The presidential elections in Brazil are one of the focuses of interest for Argentina and the other countries in the region due to the economic and commercial course that could emerge based on whoever prevails since it is the most powerful market in the region and, according to specialists, it is the one that “sets the course” for Mercosur.
Hence the importance of the electoral certification, today polarized by the figures of the leader of the Workers’ Party (PT), Luiz Inácio Lula da Silva, and the current president, Jair Bolsonaro.
Julieta Zelicovich, Master in International Business Relationsin statements to Télam, said that “trade in a Lula government can be a means to preserve and recover the social and integrationist agendas of Latin America.”
He also considered that with Lula there may be “greater political closeness of the presidents tending to dialogue and cooperation in all the situations that are being worked on, in which Argentina and Brazil dispute over trade policies, and also have a more oiled negotiating table” .
Regarding the Argentina-Brazil trade link, Zelicovich remarked that “cutting back 10 years from now, the trade relationship matters less and less for the Brazilian side” and -he continued- “this generates different views, especially in what we have in common that Mercosur is”.
For his part, the director of the consulting firm Abeceb, the economist Gustavo Perego, remarked that Bolsonaro “is going to ask the Mercosur partners to continue advancing with the opening agreements.”
“With Bolsonaro, we will see a much stronger and faster Brazil in the opening of new markets, second-generation agreements (phytosanitary, standards, investment), but they will ask that Mercosur open more in protection”he predicted.
“In the case of Lula, everyone believes that there is going to be a policy of greater coordination with the countries of the region and that this opening process is going to stop”Perego said.

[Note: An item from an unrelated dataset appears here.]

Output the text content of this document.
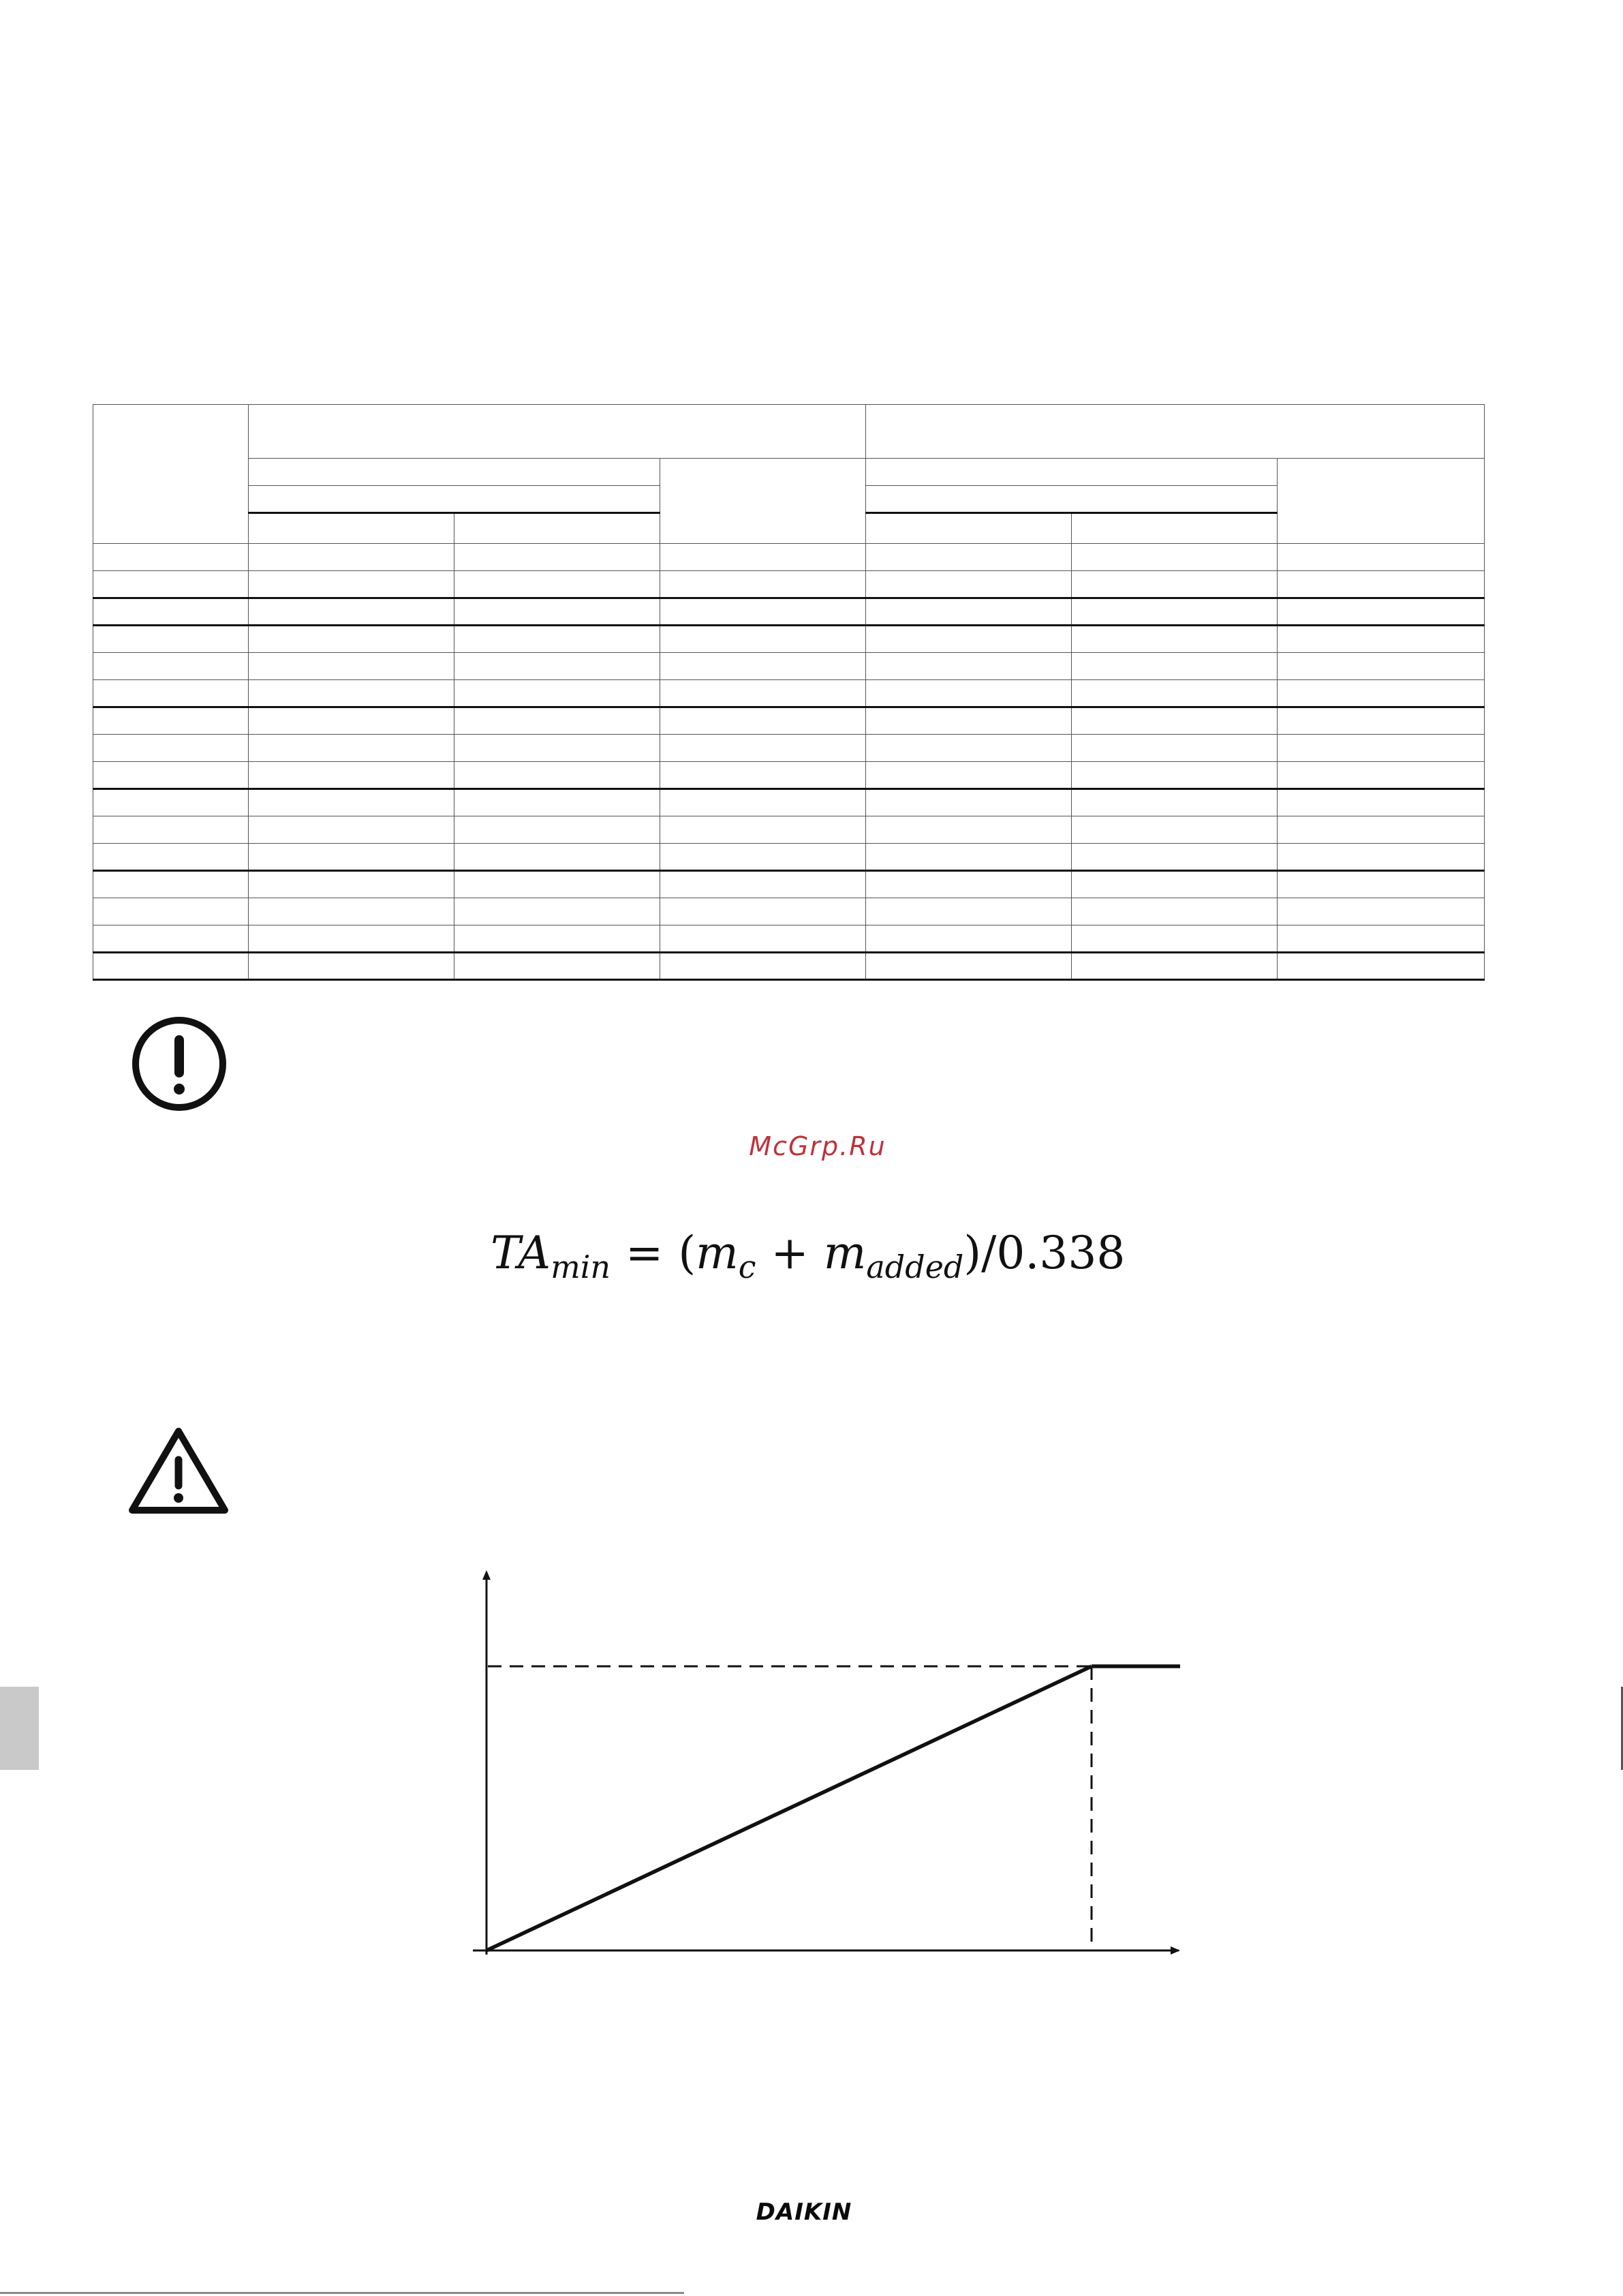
McGrp.Ru
$TA_{min} = (m_c + m_{added})/0.338$
DAIKIN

He also asserted that “Brazil will always lead by weight and will set the course because when Brazil wants to, free trade agreements happen and when they don’t, they don’t: whoever wins the election in Brazil is going to set the times a bit of Mercosur”, postulated the economist.

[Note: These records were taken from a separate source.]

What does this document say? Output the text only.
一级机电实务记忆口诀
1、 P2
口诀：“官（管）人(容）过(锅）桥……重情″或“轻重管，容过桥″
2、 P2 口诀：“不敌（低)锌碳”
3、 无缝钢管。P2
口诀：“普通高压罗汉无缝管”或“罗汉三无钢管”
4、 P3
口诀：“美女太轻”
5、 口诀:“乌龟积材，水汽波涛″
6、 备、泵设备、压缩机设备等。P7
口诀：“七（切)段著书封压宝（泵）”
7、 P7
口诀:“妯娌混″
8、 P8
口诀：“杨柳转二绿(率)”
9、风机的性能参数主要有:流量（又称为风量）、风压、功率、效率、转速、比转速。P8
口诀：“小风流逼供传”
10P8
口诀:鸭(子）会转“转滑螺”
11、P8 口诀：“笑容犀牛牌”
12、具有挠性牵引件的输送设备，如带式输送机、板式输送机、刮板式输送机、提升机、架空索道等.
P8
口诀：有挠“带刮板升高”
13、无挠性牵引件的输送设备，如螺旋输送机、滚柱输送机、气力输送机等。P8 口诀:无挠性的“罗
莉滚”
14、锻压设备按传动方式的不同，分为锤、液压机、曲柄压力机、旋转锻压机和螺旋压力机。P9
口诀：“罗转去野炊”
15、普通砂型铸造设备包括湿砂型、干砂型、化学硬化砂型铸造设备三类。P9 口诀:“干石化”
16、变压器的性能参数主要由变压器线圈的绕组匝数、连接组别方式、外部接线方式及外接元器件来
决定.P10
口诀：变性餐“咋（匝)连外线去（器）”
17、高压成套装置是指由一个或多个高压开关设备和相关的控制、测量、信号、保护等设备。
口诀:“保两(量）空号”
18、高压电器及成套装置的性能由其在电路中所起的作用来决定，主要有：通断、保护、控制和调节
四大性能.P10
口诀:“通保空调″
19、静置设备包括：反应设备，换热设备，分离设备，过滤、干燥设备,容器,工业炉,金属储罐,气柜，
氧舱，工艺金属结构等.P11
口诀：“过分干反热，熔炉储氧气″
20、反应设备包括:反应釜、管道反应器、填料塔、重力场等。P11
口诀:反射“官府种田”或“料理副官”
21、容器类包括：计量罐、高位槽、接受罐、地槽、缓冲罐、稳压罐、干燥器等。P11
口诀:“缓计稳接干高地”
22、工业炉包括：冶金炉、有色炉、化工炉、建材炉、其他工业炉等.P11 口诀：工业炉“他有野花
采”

On the other hand, he considered that “the work that Daniel Scioli has done at the Embassy in Brazil is really very good because he has understood the logic of power in Brasilia with Bolsonaro and that has helped a lot to have a good relationship between the countries.”
That economic and commercial link “has a consolidation that comes from decades ago, with which, “there may be changes of government, but the commercial logics within the companies, of the multinationals, are maintained,” he pointed out.

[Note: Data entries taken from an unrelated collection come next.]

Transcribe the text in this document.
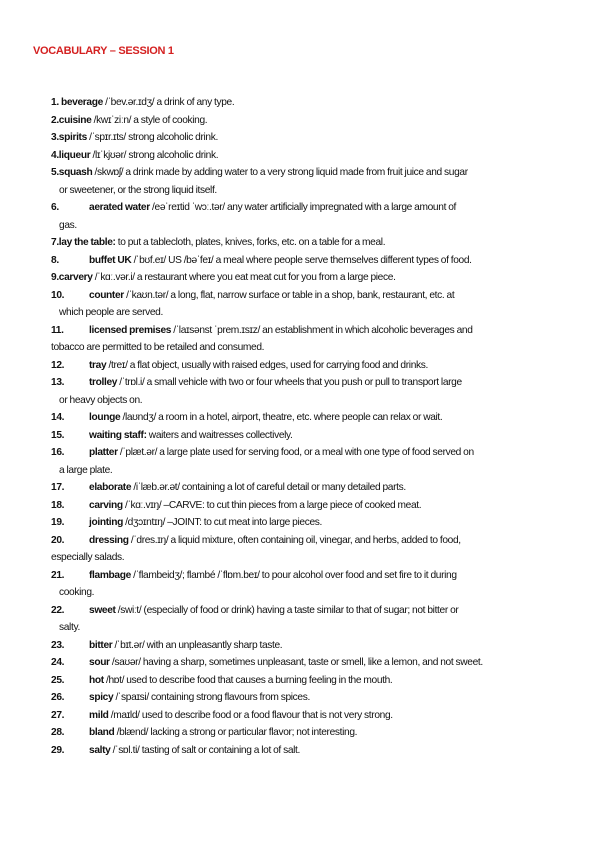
VOCABULARY – SESSION 1
1. beverage /ˈbev.ər.ɪdʒ/ a drink of any type.
2.cuisine /kwɪˈziːn/ a style of cooking.
3.spirits /ˈspɪr.ɪts/ strong alcoholic drink.
4.liqueur /lɪˈkjʊər/ strong alcoholic drink.
5.squash /skwɒʃ/ a drink made by adding water to a very strong liquid made from fruit juice and sugar
or sweetener, or the strong liquid itself.
6.	aerated water /eəˈreɪtid ˈwɔː.tər/ any water artificially impregnated with a large amount of
gas.
7.lay the table: to put a tablecloth, plates, knives, forks, etc. on a table for a meal.
8.	buffet UK /ˈbʊf.eɪ/ US /bəˈfeɪ/ a meal where people serve themselves different types of food.
9.carvery /ˈkɑː.vər.i/ a restaurant where you eat meat cut for you from a large piece.
10. counter /ˈkaʊn.tər/ a long, flat, narrow surface or table in a shop, bank, restaurant, etc. at
which people are served.
11. licensed premises /ˈlaɪsənst ˈprem.ɪsɪz/ an establishment in which alcoholic beverages and
tobacco are permitted to be retailed and consumed.
12. tray /treɪ/ a flat object, usually with raised edges, used for carrying food and drinks.
13. trolley /ˈtrɒl.i/ a small vehicle with two or four wheels that you push or pull to transport large
or heavy objects on.
14. lounge /laʊndʒ/ a room in a hotel, airport, theatre, etc. where people can relax or wait.
15. waiting staff: waiters and waitresses collectively.
16. platter /ˈplæt.ər/ a large plate used for serving food, or a meal with one type of food served on
a large plate.
17. elaborate /iˈlæb.ər.ət/ containing a lot of careful detail or many detailed parts.
18. carving /ˈkɑː.vɪŋ/ –CARVE: to cut thin pieces from a large piece of cooked meat.
19. jointing /dʒɔɪntɪŋ/ –JOINT: to cut meat into large pieces.
20. dressing /ˈdres.ɪŋ/ a liquid mixture, often containing oil, vinegar, and herbs, added to food,
especially salads.
21. flambage /ˈflambeidʒ/; flambé /ˈflɒm.beɪ/ to pour alcohol over food and set fire to it during
cooking.
22. sweet /swiːt/ (especially of food or drink) having a taste similar to that of sugar; not bitter or
salty.
23. bitter /ˈbɪt.ər/ with an unpleasantly sharp taste.
24. sour /saʊər/ having a sharp, sometimes unpleasant, taste or smell, like a lemon, and not sweet.
25. hot /hɒt/ used to describe food that causes a burning feeling in the mouth.
26. spicy /ˈspaɪsi/ containing strong flavours from spices.
27. mild /maɪld/ used to describe food or a food flavour that is not very strong.
28. bland /blænd/ lacking a strong or particular flavor; not interesting.
29. salty /ˈsɒl.ti/ tasting of salt or containing a lot of salt.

The chief economist of FIDE, Nicolás Zeolla, said that “given the weight of Brazil as a central industrial partner of Mercosur, Argentina has a cycle of economic activity, especially industrial, highly correlated” with that country, with which, “a Brazil growing is a great boost for our economy,” he said.
“In terms of Mercosur, Brazil is pending resolution of the free trade agreement with the European Union,” declared Zeolla, who remarked that “Bolsonaro is a defender and promoter of this agreement and other bilateral ones that would go against the spirit of the bloc, in so much so that “with Lula there would be a return to regional cooperation.”
Another specialist consulted, Tomás Bontempo, a graduate in International Relations from the University of Salvador, said that “Bolsonaro’s foreign policy turned Brazil towards de-Americanization, making distancing from Latin America one of the axes of his hyper-ideologized foreign policy.”
He noted that Bolsonaro “He does not consider the regional market to be important, nor does he consider that the country needs its regional partners to play the role of a world player”.
With Lula, on the other hand, Brazil “could resume a more active role in the region with measures aimed at prioritizing South-South cooperation.”
One guideline for this is “to reinvigorate the strategic alliance with Argentina,” said the attorney.
“In commercial terms, there is the will to build a strategic relationship with Argentina and the centrifugal impulses generated by the growing commercial links with Southeast Asia,” he explained.